The $3 billion rescue financing plan will be backed by remaining unsecuritized assets which likely exceed $10 billion, another source familiar with the matter said.
“The $3 billion is new money but securitized by all the remaining unsecuritized assets which probably exceed $10 billion,” that source said.
More details from the Financial Times:
“This paves the way for an orderly restructuring of the balance sheet with time and capital,” said one participant in the likely financing. “And it will give CIT’s customers plenty of capital.”
The company, which provides finance to nearly a million small and medium-sized companies in the US, and its creditors had to move quickly to arrest a slide into bankruptcy and prevent its best customers from defecting for fear that the lender could no longer support them….
CCIT will have enough time to work out which if any assets it should sell. The next step will likely involve cajoling other holders to exchange their debt into equity and then, having demonstrated that CIT has a viable survival plan, to go to the government and ask for help.

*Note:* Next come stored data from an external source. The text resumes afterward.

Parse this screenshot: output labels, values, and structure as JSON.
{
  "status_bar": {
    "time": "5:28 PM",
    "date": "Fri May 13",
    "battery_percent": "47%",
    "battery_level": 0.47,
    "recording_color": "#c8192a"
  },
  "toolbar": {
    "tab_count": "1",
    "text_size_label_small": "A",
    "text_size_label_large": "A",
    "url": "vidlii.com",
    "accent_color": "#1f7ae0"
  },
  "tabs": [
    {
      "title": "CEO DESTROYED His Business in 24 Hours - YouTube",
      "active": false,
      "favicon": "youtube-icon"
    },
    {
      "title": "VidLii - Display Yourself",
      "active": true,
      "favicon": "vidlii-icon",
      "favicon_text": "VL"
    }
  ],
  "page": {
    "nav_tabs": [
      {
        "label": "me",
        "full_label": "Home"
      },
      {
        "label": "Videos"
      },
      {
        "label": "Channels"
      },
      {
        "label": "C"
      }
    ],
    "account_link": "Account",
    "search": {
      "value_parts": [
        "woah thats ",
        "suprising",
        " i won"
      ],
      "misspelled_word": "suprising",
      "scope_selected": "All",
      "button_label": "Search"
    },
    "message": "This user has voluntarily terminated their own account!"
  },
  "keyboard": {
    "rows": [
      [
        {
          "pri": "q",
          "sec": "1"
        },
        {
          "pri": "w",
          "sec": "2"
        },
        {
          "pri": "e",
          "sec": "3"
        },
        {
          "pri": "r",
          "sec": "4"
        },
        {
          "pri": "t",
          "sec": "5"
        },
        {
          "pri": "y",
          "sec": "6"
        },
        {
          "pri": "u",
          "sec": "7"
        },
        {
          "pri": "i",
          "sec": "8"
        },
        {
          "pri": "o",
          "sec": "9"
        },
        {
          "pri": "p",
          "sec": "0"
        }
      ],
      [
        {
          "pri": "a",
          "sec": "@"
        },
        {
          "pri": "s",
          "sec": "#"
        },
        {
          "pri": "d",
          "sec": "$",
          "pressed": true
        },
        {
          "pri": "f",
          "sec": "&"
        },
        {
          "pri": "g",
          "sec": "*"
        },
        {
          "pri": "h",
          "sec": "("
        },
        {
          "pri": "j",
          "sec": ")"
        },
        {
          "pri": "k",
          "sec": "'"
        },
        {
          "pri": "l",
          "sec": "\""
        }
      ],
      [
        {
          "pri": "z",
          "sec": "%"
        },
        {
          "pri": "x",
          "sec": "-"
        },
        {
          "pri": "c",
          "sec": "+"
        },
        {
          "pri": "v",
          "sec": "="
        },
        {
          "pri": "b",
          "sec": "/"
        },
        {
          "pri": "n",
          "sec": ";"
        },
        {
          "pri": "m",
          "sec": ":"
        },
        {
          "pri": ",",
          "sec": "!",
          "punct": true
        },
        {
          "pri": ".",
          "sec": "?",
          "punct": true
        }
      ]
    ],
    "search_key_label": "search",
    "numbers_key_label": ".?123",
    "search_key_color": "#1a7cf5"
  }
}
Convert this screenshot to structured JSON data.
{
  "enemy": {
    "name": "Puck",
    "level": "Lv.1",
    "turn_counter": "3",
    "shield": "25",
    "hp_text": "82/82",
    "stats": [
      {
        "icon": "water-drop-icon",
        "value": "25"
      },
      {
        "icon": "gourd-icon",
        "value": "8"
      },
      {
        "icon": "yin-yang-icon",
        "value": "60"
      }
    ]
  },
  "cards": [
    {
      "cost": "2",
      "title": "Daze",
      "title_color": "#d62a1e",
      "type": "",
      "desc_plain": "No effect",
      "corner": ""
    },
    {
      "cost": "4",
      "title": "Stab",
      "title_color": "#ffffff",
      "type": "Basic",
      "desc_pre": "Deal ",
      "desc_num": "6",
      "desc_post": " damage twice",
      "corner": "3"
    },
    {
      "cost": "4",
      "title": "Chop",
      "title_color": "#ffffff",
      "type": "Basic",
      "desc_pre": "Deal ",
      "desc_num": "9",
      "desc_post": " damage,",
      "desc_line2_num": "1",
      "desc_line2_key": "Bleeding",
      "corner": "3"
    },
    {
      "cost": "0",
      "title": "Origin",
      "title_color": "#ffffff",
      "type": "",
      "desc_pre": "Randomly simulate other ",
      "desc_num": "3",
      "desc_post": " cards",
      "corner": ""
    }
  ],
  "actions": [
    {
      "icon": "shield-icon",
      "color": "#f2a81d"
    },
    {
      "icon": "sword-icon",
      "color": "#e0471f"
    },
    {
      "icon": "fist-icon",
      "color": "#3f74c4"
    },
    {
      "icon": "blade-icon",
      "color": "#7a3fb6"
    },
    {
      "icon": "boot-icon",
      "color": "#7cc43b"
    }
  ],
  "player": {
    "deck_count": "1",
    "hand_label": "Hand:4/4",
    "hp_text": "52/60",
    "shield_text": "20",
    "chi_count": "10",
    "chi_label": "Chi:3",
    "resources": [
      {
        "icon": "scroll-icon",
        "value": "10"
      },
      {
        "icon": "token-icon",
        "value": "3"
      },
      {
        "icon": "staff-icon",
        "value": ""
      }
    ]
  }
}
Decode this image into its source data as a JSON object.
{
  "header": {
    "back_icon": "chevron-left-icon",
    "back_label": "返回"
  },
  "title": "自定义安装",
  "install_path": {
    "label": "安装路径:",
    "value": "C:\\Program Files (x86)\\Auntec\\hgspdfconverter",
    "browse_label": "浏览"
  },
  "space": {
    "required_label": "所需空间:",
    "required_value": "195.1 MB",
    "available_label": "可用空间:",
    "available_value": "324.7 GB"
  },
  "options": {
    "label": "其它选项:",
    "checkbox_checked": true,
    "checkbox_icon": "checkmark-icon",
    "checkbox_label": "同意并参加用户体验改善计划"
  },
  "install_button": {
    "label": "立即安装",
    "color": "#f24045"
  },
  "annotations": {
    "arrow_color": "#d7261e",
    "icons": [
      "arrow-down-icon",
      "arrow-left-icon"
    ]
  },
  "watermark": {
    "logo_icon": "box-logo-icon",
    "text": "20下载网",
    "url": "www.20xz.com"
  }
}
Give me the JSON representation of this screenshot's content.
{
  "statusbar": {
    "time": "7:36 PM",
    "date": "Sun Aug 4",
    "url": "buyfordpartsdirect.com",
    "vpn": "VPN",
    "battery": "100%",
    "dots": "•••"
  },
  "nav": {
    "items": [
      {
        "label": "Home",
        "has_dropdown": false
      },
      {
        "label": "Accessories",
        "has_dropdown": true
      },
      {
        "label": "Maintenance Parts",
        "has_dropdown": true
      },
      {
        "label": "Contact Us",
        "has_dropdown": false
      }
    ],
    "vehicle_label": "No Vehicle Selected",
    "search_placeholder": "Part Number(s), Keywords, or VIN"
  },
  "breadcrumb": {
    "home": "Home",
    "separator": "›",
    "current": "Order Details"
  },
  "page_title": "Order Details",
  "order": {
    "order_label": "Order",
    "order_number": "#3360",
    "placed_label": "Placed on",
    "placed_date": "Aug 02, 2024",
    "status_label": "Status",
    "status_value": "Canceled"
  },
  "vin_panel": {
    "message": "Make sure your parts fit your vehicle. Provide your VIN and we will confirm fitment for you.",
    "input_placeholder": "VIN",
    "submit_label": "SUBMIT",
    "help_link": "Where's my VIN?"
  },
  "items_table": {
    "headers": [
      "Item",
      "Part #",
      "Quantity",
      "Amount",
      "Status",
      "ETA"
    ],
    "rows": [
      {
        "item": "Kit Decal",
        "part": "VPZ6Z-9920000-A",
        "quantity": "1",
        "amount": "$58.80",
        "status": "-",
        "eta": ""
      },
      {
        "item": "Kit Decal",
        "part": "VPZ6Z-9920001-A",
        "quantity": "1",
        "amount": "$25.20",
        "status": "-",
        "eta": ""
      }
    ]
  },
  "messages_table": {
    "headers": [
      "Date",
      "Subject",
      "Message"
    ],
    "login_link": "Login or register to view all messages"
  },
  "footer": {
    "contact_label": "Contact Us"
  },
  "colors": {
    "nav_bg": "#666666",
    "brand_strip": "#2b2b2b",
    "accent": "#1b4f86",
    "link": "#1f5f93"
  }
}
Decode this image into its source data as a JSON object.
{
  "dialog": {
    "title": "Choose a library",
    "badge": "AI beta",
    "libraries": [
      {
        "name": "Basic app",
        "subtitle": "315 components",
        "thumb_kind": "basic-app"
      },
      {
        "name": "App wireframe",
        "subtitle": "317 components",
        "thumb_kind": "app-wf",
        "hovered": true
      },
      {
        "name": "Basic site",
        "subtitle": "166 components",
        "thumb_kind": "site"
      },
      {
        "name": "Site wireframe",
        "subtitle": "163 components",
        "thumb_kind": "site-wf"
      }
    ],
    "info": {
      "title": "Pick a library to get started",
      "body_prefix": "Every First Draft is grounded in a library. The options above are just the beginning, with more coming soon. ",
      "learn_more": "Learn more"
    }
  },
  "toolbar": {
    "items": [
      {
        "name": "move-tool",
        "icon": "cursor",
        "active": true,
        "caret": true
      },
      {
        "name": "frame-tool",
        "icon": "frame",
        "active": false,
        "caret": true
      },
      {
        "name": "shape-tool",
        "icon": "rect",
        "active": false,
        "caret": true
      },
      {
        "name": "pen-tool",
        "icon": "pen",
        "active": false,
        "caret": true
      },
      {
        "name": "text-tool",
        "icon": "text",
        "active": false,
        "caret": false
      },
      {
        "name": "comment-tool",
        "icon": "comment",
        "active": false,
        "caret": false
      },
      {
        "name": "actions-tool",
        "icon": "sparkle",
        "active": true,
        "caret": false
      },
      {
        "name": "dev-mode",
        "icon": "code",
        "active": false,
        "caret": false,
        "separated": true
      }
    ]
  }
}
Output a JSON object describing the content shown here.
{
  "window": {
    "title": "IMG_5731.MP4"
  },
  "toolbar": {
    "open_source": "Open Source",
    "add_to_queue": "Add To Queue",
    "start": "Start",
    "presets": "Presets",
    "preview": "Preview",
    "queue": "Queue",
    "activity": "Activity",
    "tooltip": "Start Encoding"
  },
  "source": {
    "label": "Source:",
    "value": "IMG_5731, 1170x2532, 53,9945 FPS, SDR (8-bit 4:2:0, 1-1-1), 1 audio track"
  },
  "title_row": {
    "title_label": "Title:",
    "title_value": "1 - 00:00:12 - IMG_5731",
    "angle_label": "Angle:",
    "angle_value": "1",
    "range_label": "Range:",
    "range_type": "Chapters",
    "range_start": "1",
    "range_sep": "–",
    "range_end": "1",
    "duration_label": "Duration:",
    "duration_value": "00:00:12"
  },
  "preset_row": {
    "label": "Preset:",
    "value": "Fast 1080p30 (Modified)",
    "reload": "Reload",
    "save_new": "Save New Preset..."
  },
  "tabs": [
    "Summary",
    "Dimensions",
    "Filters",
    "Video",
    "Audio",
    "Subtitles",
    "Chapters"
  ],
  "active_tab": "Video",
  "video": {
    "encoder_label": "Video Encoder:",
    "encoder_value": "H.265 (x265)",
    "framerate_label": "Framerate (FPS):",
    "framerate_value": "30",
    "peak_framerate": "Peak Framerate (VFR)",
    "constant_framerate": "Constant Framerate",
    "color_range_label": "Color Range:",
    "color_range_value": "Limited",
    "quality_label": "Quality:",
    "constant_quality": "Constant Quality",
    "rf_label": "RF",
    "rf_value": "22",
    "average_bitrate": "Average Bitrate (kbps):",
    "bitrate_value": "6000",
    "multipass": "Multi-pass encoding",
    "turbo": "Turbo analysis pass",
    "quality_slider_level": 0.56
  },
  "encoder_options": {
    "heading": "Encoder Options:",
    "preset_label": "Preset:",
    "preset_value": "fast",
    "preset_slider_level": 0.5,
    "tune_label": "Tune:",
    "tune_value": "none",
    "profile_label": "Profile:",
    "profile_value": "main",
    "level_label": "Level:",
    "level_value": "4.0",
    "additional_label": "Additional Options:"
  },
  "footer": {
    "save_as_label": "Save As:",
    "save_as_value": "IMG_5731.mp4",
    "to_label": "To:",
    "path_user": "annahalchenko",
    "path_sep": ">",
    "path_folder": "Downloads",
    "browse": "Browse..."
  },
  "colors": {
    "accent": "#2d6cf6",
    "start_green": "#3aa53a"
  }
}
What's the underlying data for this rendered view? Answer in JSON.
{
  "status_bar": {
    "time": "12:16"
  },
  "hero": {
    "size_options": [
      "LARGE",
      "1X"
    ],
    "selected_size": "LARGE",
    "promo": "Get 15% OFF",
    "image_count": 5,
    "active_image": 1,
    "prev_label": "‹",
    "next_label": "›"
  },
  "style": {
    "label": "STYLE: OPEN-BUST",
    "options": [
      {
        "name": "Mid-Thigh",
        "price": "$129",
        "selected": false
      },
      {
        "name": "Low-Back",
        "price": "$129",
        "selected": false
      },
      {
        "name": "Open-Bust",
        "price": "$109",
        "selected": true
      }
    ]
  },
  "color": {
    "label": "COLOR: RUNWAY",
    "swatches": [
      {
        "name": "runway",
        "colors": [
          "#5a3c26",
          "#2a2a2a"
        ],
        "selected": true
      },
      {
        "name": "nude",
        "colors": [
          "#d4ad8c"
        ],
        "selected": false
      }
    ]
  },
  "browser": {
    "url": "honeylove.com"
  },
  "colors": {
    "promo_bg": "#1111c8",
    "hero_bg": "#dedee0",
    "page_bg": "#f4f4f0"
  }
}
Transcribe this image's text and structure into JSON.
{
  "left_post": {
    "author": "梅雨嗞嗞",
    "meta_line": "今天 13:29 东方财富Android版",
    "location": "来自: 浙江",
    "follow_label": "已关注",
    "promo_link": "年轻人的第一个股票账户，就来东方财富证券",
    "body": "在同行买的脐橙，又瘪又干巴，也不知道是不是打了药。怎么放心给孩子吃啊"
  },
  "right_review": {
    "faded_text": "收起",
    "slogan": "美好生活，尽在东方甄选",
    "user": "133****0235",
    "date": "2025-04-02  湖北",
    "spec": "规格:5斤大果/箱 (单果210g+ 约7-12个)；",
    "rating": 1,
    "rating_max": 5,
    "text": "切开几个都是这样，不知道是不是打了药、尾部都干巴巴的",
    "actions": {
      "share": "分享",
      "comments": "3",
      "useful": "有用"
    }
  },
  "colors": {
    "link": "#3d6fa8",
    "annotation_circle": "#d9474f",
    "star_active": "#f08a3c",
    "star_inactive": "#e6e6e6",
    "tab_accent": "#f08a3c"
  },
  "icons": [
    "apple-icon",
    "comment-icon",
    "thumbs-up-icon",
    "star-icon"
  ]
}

Jeff Peek, CIT’s chief executive who led negotiations with creditors, was likely to stay on following the financing…The management has been criticised for diversifying into high-risk businesses such as subprime lending and student loans and relying on capital markets to fund CIT’s balance sheet.
CIT’s creditors stepped in after it became clear that the government was not willing to provide any emergency assistance…
The probable rescue financing will come as a relief to the government – had CIT filed for bankruptcy protection, the Treasury would likely have lost the $2.3bn of bailout funds CIT received late last year.
It would also have been a huge embarrassment for the Fed, which had described CIT as adequately capitalised when it approved of its banking application.
YS:
These are the same idiots who gave us "stress tests". Don't they reassure you as to the solvency of the banks tested?
This should have been done with Citi's and probably BofA's bondholders.